Au Rwanda, une ingénieure veut convaincre les filles de se lancer en sciences


Les sciences changent la vie des Africaines. La start-up Starlight, créée par Alice Mukashyaka, met en lumière des femmes reconnues dans les métiers des sciences, des technologies, de l’ingénierie et des mathématiques.

Alice Mukashyaka, longues dreadlocks relevées en queue-de-cheval et veste rose cintrée, boit son chocolat chaud à petites gorgées. La jeune femme a donné rendez-vous dans un café branché de Kigali, où se retrouvent expatriés et jeunes Rwandais aisés pour discuter et travailler sur leur ordinateur portable. Depuis que la crise du coronavirus est venue mettre un coup de frein à ses projets, c’est d’ici, ou de chez elle, dans le quartier de Kacyiru, que cette ingénieure passionnée d’éducation de 26 ans gère sa start-up, Starlight.

Lancée en 2016, l’entreprise ambitionne d’inspirer les jeunes Rwandaises à s’engager dans des filières STIM, un acronyme désignant les sciences, la technologie, l’ingénierie et les mathématiques. Dans un pays où plus de 70 % de la population travaille dans le secteur agricole et où les normes sociales ont encore la vie dure, elles sont peu nombreuses à emprunter ces voies pourtant indispensables au développement du pays, selon Alice Mukashyaka.

 Alice Mukashyaka 
Tremplin

La jeune femme sait de quoi elle parle. Originaire d’une famille rurale du nord du Rwanda, elle était l’une des rares filles de sa classe à poursuivre des études d’ingénieure après le lycée. « Les garçons disaient que c’était trop dur pour nous et que cela ne servirait à rien puisque de toute façon nous allions nous marier et faire autre chose. Aujourd’hui, cela n’a pas vraiment changé, c’est toujours un défi pour les jeunes filles », explique-t-elle.

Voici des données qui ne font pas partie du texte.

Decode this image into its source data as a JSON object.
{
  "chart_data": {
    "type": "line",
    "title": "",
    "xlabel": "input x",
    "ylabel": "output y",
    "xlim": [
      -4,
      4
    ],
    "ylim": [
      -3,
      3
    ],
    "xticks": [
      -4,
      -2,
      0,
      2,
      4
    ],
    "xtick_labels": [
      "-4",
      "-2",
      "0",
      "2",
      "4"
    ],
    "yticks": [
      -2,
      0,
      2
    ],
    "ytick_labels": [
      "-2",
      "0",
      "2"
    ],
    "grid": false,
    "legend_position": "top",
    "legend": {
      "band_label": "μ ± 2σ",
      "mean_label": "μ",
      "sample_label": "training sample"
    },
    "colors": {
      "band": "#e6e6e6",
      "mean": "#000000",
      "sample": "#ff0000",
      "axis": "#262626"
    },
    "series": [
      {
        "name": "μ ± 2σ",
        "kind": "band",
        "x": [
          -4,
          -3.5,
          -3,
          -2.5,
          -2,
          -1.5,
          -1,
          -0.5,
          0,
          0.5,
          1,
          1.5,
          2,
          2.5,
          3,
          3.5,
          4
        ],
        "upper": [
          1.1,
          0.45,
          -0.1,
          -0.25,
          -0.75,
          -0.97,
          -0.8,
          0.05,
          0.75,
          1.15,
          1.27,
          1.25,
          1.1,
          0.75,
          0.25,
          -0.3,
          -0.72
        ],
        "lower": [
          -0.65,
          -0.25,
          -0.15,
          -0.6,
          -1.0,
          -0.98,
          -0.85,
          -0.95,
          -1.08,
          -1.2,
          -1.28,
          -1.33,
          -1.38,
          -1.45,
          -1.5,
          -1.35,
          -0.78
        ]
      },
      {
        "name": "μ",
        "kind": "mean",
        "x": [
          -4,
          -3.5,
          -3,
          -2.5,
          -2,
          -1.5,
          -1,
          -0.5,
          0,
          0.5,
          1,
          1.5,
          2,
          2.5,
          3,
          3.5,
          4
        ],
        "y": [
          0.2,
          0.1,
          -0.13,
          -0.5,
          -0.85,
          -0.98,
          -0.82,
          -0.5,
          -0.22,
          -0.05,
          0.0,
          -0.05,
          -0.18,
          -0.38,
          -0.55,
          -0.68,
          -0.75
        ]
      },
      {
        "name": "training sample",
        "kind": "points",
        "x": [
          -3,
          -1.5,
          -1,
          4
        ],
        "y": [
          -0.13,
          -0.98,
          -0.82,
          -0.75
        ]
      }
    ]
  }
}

Alice se souvient de plusieurs de ses camarades abandonnant ces matières pour se tourner vers les sciences humaines, considérées comme plus « féminines ». Depuis maintenant près de cinq ans, elle bataille au quotidien pour incarner au sein de Starlight un modèle pour les jeunes Rwandaises et leur montrer que d’autres femmes, avant elle, ont suivi le même chemin.

En 2017, sa start-up s’est associée à l’ONG américaine Career Girls pour concevoir un programme pédagogique composé d’exemples de carrière dans les STIM et de vidéos de femmes reconnues dans ces secteurs. « Jusque-là, il n’y avait pas ce type d’aide à l’orientation au Rwanda », souffle Alice. Pourtant, « souvent, les élèves aiment ces matières mais ne savent pas exactement quels sont les débouchés ».

A ce jour, Starlight Africa a fait suivre ses ateliers à environ 4 000 élèves dans le pays et levé 100 000 euros de fonds. Un beau tremplin, même si son activité a été mise entre parenthèses depuis début 2020, quand les écoles du pays ont fermé leurs portes à cause du coronavirus. Une mise en sommeil un peu longue à son goût, mais comme les élèves sont récemment retournés en classe, Alice prévoit de reprendre ses programmes en décembre.

Tout réussir

En parallèle à son nouvel objectif numéro un de 2022 : la commercialisation du produit qui, Alice l’espère, fera de son entreprise une productrice de kits solaires éducatifs. « Nous voulions introduire une méthode d’enseignement des STIM drôle et attractive », explique-t-elle. Ces kits, accompagnés d’un manuel, permettent aux élèves de construire une torche solaire en quelques heures et de mettre en pratique les enseignements théoriques délivrés par les enseignants.https://878deb422cb7791cbcbe589fa1c9872a.safeframe.googlesyndication.com/safeframe/1-0-38/html/container.html

Après les avoir utilisés lors des ateliers dans les classes, Starlight espère pouvoir les vendre à des écoles dans le pays. « Au Rwanda, doter les élèves de compétences utiles pour le monde du travail reste un défi, même si le gouvernement fait des efforts dans ce sens. Ici on étudie parfois encore l’ingénierie de manière seulement théorique, sans avoir vraiment l’opportunité d’aller sur le terrain », regrette-t-elle.

Starlight espère aujourd’hui pouvoir lever de nouveaux fonds. Une tâche difficile dans le contexte actuel, admet la jeune entrepreneuse, qui reste malgré tout optimiste. En attendant, et comme elle ne lâche rien, Alice Mukashyaka continue de se consacrer à sa passion, l’éducation, en tant que chef de plaidoyer dans un projet de recherche sur l’éducation du futur dans le cadre d’un rapport commandé par l’ONG Restless Development, qui sera présenté en décembre lors du sommet Rewired sur l’éducation à Dubaï. Scientifique, financière et éducatrice… tout faire à la fois. Et tout réussir, tel est son défi.